Wednesday, June 29, 2011

All-analog automatic night light circuit

Some ten days ago I installed an all-linear automatic night light circuit to control the lights inside the living room. Circuit consists of three op amps--two used as voltage followers and a third as a comparator. As the schematic shows, all user adjustable controls are at the comparator--with one potentiometer to set the trip point and the other pot to adjust the width of hysteresis band.
The sensor circuit is located several meters away at a location where it can have a view of the outdoors without being blinded or fooled by indoor lights at night. The high impedance sensor and low pass filter must have a unity gain buffer (voltage follower) within millimeters/centimeters. You can't have it on the main control circuit board meters away. Trust me. I've tested this several years ago with and without a buffer and a (unshielded twisted pair) cable. The signal will be degraded and probably unusable without the follower. Notice the low pass filter includes a diode. It  performs a very important and essential function. See my other automatic night light circuits for the explanation.

A 3-wire cable connects the sensor circuit to the main control circuit. According to the MCP627x op amp datasheet:
Driving large capacitive loads can cause stability problems for voltage feedback op amps. As the load capacitance increases, the feedback loop’s phase margin decreases and the closed-loop bandwidth is reduced.

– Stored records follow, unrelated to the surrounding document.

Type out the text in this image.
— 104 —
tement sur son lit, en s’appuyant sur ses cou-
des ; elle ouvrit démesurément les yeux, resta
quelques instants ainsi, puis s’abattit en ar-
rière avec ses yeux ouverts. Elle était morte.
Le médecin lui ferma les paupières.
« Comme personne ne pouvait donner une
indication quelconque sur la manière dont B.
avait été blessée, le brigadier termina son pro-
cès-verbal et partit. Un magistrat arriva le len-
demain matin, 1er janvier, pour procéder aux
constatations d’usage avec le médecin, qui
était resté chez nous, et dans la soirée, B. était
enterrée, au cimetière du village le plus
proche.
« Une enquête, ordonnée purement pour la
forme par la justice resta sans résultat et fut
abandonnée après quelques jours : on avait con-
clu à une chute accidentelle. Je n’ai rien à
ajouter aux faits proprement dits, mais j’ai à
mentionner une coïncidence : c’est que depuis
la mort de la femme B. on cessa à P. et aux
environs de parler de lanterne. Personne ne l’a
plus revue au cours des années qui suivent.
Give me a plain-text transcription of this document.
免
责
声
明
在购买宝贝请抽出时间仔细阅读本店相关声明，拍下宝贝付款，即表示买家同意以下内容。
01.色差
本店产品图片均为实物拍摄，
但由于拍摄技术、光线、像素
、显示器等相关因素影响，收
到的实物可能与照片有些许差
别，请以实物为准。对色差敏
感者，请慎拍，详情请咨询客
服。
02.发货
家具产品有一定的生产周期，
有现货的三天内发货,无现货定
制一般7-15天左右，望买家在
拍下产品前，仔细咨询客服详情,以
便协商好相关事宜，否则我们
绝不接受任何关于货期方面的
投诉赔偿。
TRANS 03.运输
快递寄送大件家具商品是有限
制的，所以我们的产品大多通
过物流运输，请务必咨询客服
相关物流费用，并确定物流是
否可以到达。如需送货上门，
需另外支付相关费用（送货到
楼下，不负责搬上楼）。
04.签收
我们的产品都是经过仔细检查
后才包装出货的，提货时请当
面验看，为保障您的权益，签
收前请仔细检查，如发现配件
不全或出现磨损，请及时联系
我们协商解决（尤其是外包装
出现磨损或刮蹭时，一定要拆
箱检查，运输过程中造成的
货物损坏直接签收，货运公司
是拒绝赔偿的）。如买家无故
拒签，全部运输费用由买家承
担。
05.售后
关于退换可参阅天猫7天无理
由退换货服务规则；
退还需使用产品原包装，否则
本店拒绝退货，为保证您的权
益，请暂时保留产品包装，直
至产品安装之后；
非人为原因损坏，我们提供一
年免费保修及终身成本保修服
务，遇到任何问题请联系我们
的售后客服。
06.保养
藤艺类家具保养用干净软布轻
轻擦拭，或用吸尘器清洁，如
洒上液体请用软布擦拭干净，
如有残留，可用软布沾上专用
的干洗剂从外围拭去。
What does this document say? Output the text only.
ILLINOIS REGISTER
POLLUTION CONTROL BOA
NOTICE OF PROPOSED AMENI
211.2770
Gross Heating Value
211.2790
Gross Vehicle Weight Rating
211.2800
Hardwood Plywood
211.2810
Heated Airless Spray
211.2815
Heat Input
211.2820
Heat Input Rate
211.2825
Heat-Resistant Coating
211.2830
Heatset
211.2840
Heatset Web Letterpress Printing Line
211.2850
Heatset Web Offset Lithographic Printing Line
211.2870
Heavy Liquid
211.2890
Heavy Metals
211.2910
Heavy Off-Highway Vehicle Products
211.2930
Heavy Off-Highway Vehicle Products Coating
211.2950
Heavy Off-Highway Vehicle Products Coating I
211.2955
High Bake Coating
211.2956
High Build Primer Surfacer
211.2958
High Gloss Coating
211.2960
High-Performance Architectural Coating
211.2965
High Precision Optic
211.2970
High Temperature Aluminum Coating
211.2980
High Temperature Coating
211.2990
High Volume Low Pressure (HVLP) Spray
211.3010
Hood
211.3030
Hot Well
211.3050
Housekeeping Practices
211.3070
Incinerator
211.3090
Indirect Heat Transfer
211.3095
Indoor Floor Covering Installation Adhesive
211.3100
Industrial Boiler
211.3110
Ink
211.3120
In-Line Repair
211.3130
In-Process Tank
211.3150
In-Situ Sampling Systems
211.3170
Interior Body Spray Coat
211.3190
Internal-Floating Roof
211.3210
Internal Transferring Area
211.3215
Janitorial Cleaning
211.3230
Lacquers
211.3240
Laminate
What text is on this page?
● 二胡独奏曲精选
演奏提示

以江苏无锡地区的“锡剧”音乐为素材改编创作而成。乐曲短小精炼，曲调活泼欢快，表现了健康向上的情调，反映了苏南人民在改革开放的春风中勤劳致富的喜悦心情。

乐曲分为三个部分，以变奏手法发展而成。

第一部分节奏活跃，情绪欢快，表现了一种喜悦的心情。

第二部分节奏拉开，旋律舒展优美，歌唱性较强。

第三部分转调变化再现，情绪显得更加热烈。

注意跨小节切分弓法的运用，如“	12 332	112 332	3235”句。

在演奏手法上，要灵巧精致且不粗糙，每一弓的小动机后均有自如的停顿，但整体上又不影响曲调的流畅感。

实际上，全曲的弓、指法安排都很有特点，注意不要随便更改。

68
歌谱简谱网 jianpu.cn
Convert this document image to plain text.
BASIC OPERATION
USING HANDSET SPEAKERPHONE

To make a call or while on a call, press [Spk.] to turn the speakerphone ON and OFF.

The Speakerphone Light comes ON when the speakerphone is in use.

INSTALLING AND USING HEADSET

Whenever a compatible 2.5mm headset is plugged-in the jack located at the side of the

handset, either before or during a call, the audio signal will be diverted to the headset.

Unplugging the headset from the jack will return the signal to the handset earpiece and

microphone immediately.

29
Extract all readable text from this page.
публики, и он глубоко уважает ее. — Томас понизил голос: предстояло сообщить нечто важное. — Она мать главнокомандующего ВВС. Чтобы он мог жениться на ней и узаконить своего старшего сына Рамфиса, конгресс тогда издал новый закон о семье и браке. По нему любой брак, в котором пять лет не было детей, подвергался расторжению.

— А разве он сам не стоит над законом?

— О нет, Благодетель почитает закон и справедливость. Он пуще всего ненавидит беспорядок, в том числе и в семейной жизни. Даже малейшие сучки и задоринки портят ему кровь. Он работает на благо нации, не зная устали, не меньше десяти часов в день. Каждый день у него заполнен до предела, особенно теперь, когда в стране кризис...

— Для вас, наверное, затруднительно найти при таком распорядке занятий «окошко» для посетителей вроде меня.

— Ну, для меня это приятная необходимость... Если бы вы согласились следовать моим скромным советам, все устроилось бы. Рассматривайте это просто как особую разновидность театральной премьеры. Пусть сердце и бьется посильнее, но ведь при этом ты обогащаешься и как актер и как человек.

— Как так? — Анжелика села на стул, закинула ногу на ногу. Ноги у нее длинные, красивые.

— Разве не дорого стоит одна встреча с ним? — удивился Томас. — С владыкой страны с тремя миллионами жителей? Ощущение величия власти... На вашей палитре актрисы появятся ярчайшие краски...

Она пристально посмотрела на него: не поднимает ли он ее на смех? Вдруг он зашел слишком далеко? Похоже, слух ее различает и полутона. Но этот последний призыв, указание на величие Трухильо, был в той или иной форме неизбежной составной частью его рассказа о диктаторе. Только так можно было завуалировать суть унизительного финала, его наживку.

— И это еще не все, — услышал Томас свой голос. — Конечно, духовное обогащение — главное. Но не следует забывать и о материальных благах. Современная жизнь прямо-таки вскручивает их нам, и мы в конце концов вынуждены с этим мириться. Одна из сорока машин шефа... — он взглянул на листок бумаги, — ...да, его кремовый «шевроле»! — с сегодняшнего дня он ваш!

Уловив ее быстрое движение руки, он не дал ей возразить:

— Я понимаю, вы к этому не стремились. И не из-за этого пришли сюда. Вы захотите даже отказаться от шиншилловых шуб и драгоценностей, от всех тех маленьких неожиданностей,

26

This produces gain peaking in the frequency response, with overshoot and ringing in the step response. A unity-gain buffer (G = +1) is the most sensitive to capacitive loads, though all gains show the same general behavior. When driving large capacitive loads with these op amps (e.g., > 100 pF when G = +1), a small series resistor at the output improves the feedback loop’s phase margin (stability) by making the output load resistive at higher frequencies. (DS21810F, 2008, p.14)

Well, we're working with essentially a DC signal and I have no idea of how much capacitance there is in the cable, but I just added R3 to be sure. The hysteresis circuit (R5, R6, R7) needs a low impedance source, thus A2 is used as a voltage follower--else R3 will foul up the resistor values for the hysteresis. For a discussion of hysteresis in single-supply op amps read this. Equations are provided.

A push-pull configuration using complementary transistors drives the relay and LEDs. A 12-volt relay is the output amplifier (and high-voltage isolator) which switches the 220VAC load. The relay is some 10 ten meters from the control circuit. Its normally open contacts are connected in parallel with the light's wall switch--so this switch has to be off for the circuit to turn the load on/off automatically. Green and red indicator LEDs provide feedback when adjusting the pots.



The shortcoming of this circuit--and for that matter all ANL circuits--is that the ambient light level at which the load is turned off must be higher than the light level at which it's switched on. In other words, incorporating a  hysteresis--however small--forces the circuit to turn the load off at a brighter condition than for load switch-on.

But in some cases (probably a majority) we want the lights off at the crack of dawn--i.e., at a darker condition than when it was turned on. Someone may have already done so, but I haven't yet come up with a way of doing this using linear components/ICs. I don't even know where to begin! Using a microcontroller on the other hand seems obvious and the simplest way to implement it.

And that's what I've been doing these past two days. Because it's MCU-based the circuit itself is a no-brainer. The firmware's where the brain-racking is. I've already installed a temporary circuit in place of the above all-analog one and will be checking its performance till week's end.

Given that I'm using an MCU--and all the computing power it's got--I pared down the sensor subcircuit and eliminated the low pass filter. Filtering is now performed digitally using algorithms. Pots are gone as well. Trip point is set using a momentary contact push button. "Negative" hysteresis (as I'm calling it, at least for now) is relatively simple to implement in firmware. Testing over the next few days will actually be assessment of the robustness of the algorithms I'm using, tweaking the values used in the equations, and ferreting out bugs.